Si l’on en croit Ésope, « la langue est la meilleure et la pire des choses » : on pourrait en dire autant des langues régionales. Après la censure par le Conseil constitutionnel de deux articles de la loi relative à la protection des langues régionales et à leur promotion, plusieurs milliers de manifestants ont défilé, samedi, en France, pour protester contre cette décision et défendre, notamment, « l’enseignement immersif ». Ce débat, qui intervient à l’approche des élections régionales, est-il légitime ou instrumentalisé ?

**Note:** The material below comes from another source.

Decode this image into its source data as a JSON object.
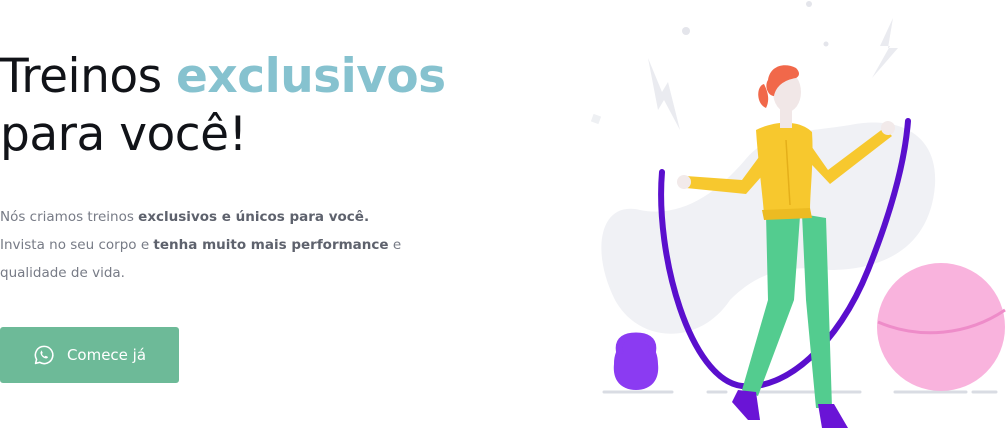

Le Conseil constitutionnel considère que « l’enseignement immersif » prévu dans l’article 4 de cette loi est « une méthode qui ne se borne pas à enseigner cette langue mais consiste à l’utiliser comme langue principale d’enseignement et comme langue de communication au sein de l’établissement ». Il méconnaît donc l’article 2 de la Constitution, qui précise que « la langue de la République est le français ». Est également censuré l’article 9, autorisant les signes diacritiques des langues régionales dans les actes de l’état civil.

Si le texte adopté par le Parlement prévoit des mesures de promotion des langues régionales, il favorise aussi le développement de l’enseignement immersif, ce qui a été censuré. De nombreuses personnalités, de François Bayrou à Marc Le Fur, ont critiqué cette décision, tout comme, à demi-mot, Emmanuel Macron lui-même. Jean-Michel Blanquer a, de son côté, assuré sur Europe 1 que « le français doit être présent tous les jours à l’école ».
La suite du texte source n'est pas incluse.